Alors que les élections locales du 25 octobre approchent, le commerce en ligne de données personnelles ukrainiennes se poursuit. Il y a peu, un compte Telegram imitant le nom du bot désactivé @UA_baza annonçait la mise en vente de bases de données d’électrices et d’électeurs. Ce compte a beau être faux, il compte plus de 16 000 abonnés. Cependant, d’autres bots Telegram proposant à la vente de petits sous-ensembles de données personnelles existent, et ce depuis au moins 2018. L’un d’entre eux (voir capture d’écran n° 2) relie les numéros de téléphone à des noms, puis cherche d’autres données associées, comme les adresses électroniques, les photos, les comptes de médias sociaux, les entreprises immatriculées, ou les numéros de plaque d’immatriculation. Il répond des requêtes individuelles gratuitement ou en échange de numéros de téléphone issus du carnet de contact d’un utilisateur. Cette pratique encourage les utilisateurs et les utilisatrices à transmettre les données d’autres personnes à leur insu et sans leur consentement. Les ensembles de données plus importants, eux, sont vendus pour la modique somme de 50 dollars américains. Restés anonymes, les créateurs du bot affirment avoir constitué leurs ensembles de données à partir de « sources ouvertes », comme les sites Web de recherche d’emploi. Cependant, certaines personnes ont reconnu des données fournies à des organismes privés, ce qui pourrait prouver que le bot utilise des bases de données consommateurs qui ont fuité [18].
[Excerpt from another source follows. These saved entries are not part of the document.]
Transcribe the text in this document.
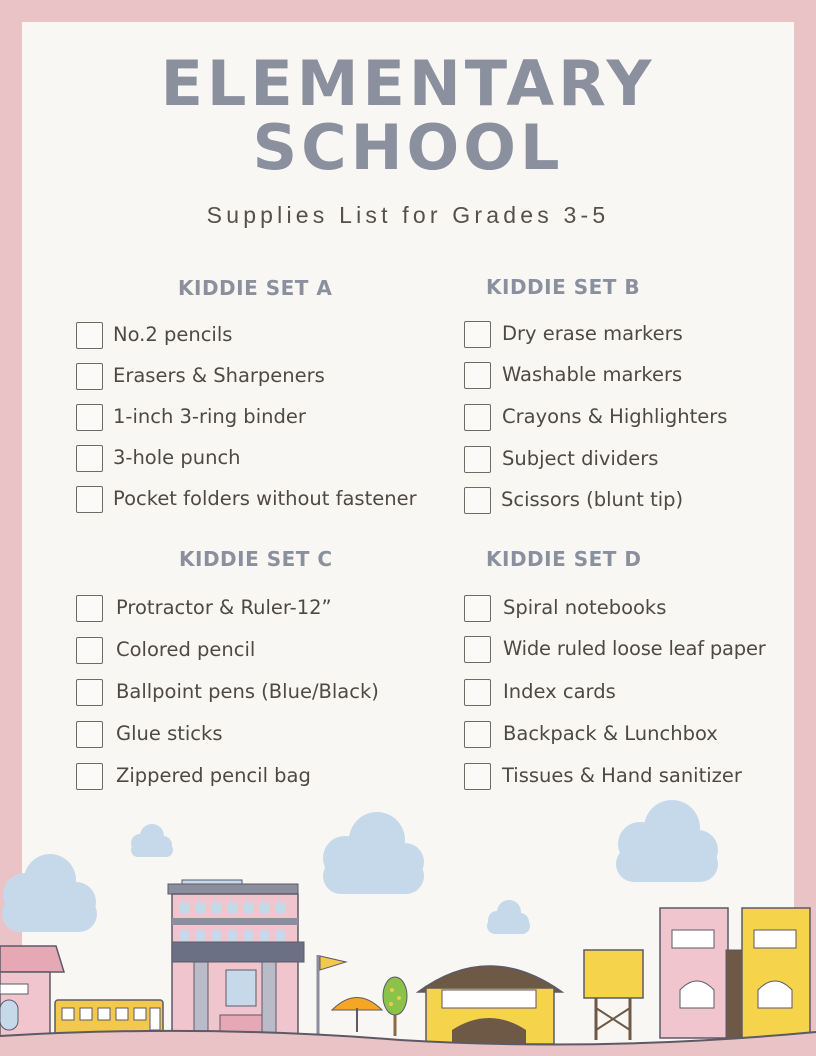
ELEMENTARY
SCHOOL
Supplies List for Grades 3-5
KIDDIE SET A
No.2 pencils
Erasers & Sharpeners
1-inch 3-ring binder
3-hole punch
Pocket folders without fastener
KIDDIE SET B
Dry erase markers
Washable markers
Crayons & Highlighters
Subject dividers
Scissors (blunt tip)
KIDDIE SET C
Protractor & Ruler-12”
Colored pencil
Ballpoint pens (Blue/Black)
Glue sticks
Zippered pencil bag
KIDDIE SET D
Spiral notebooks
Wide ruled loose leaf paper
Index cards
Backpack & Lunchbox
Tissues & Hand sanitizer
Le chatbot responsable de la vente du plus vaste ensemble de données n’est plus en ligne, l’indignation du public est retombée, mais le volume de données personnelles toujours accessible expose un très grand nombre de citoyennes et de citoyens au risque de recevoir du contenu potentiellement malveillant. Dans la ville de Novi Sanzhary, des troubles liés à l’arrivée d’Ukrainiens de la ville chinoise de Wuhan frappée par le coronavirus ont ainsi été provoqués par des publications sur des groupes Viber, sur Instagram et sur Facebook [19]. C’est la preuve que l’accès non désiré à des millions de numéros de téléphone peut conduire à répandre de fausses informations, à provoquer la panique générale ou des émeutes sur un territoire donné, à l’aide des applications de messagerie populaires et des réseaux sociaux. Nombre de ces jeux de données piratés contiennent des informations personnelles et commerciales sensibles ; il est donc difficile de prévoir où elles referont surface. Cependant, il est manifeste que des acteurs aussi bien intérieurs qu’extérieurs à l’Ukraine pourraient aisément exploiter des données de ce type dans divers contextes, notamment en politique.